A propósito, a Resolução nº 069/95, que dispõe sobre o Regimento Interno da Câmara Municipal de Santana do Paraíso, em seu Capítulo III, trata da Votação nos artigos 148, 149 e 150, a seguir:
Art. 148 – As deliberações da Câmara serão tomadas por maioria de presentes mais da metade de seus membros, salvo o disposto em contrário neste Regimento.
Art. 149 – A votação é o complemento da discussão.
§ 1º – A cada discussão, seguir-se-á a votação.

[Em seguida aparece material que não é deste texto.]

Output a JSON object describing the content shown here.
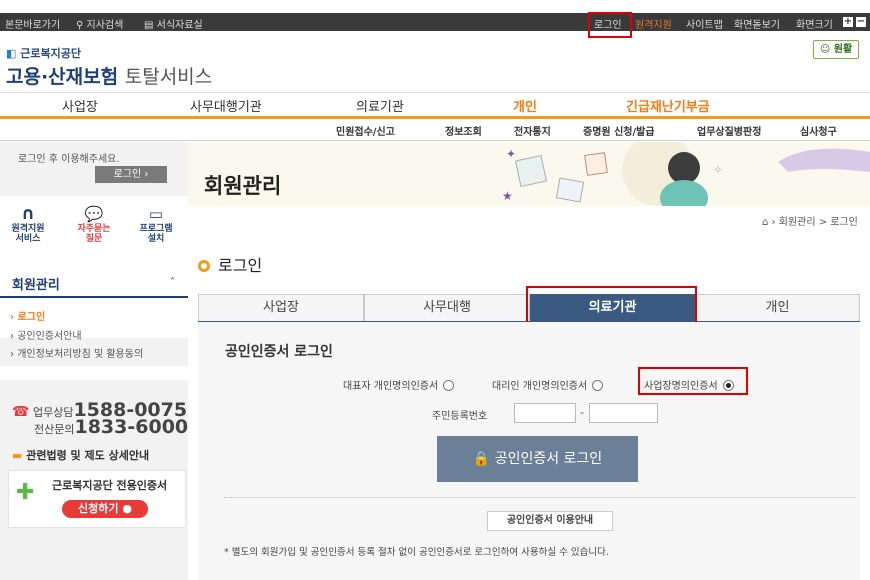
{
  "topbar": {
    "skip": "본문바로가기",
    "branch": "지사검색",
    "forms": "서식자료실",
    "login": "로그인",
    "remote": "원격지원",
    "sitemap": "사이트맵",
    "screen_view": "화면돋보기",
    "screen_size": "화면크기"
  },
  "header": {
    "org": "근로복지공단",
    "title_main": "고용·산재보험",
    "title_sub": "토탈서비스",
    "win_label": "원활"
  },
  "nav": {
    "items": [
      "사업장",
      "사무대행기관",
      "의료기관",
      "개인",
      "긴급재난기부금"
    ]
  },
  "subnav": {
    "items": [
      "민원접수/신고",
      "정보조회",
      "전자통지",
      "증명원 신청/발급",
      "업무상질병판정",
      "심사청구"
    ]
  },
  "sidebar": {
    "login_msg": "로그인 후 이용해주세요.",
    "login_btn": "로그인",
    "quick": [
      "원격지원\n서비스",
      "자주묻는\n질문",
      "프로그램\n설치"
    ],
    "section": "회원관리",
    "links": [
      "로그인",
      "공인인증서안내",
      "개인정보처리방침 및 활용동의"
    ],
    "phone1_label": "업무상담",
    "phone1": "1588-0075",
    "phone2_label": "전산문의",
    "phone2": "1833-6000",
    "law": "관련법령 및 제도 상세안내",
    "cert_title": "근로복지공단 전용인증서",
    "apply_btn": "신청하기"
  },
  "main": {
    "page_title": "회원관리",
    "breadcrumb": "회원관리 > 로그인",
    "section_title": "로그인",
    "tabs": [
      "사업장",
      "사무대행",
      "의료기관",
      "개인"
    ],
    "cert_title": "공인인증서 로그인",
    "radios": [
      {
        "label": "대표자 개인명의인증서",
        "checked": false
      },
      {
        "label": "대리인 개인명의인증서",
        "checked": false
      },
      {
        "label": "사업장명의인증서",
        "checked": true
      }
    ],
    "ssn_label": "주민등록번호",
    "login_btn": "공인인증서 로그인",
    "guide_btn": "공인인증서 이용안내",
    "note": "* 별도의 회원가입 및 공인인증서 등록 절차 없이 공인인증서로 로그인하여 사용하실 수 있습니다."
  },
  "colors": {
    "accent": "#f39b1d",
    "navy": "#1f3f77",
    "tab_active": "#3b5a82",
    "highlight": "#e00000"
  }
}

§ 2º – A votação somente será interrompida:
I – por falta de quorum;
II – pelo término do horário da reunião ou de sua prorrogação.
§ 3º – Existindo matéria de urgência a ser votada e não havendo quorum, o Presidente determinará a chamada, fazendo constar em ata os nomes dos presentes e dos que se tenham ausentado, não sendo permitida a justificativa de voto.
Art. 150 – As deliberações da Câmara observarão a seguinte maioria qualificada, de acordo com a matéria:
I – votação de 2/3 (dois terços) de seus membros para as matérias que tiverem por objeto:
(…)
f) aprovar empréstimos, operações de crédito e acordos externos de qualquer natureza, dependentes de autorização do Senado Federal;
Demais disso, a Lei Orgânica do Município de Santana do Paraíso em seu art. 9º, § 1º, também dispõe que:
Art. 9º – A Câmara e suas comissões funcionam com a presença, no mínimo, da maioria de seus membros e as deliberações serão tomadas por maioria de votos dos presentes, salvo os casos previstos nesta Lei Orgânica.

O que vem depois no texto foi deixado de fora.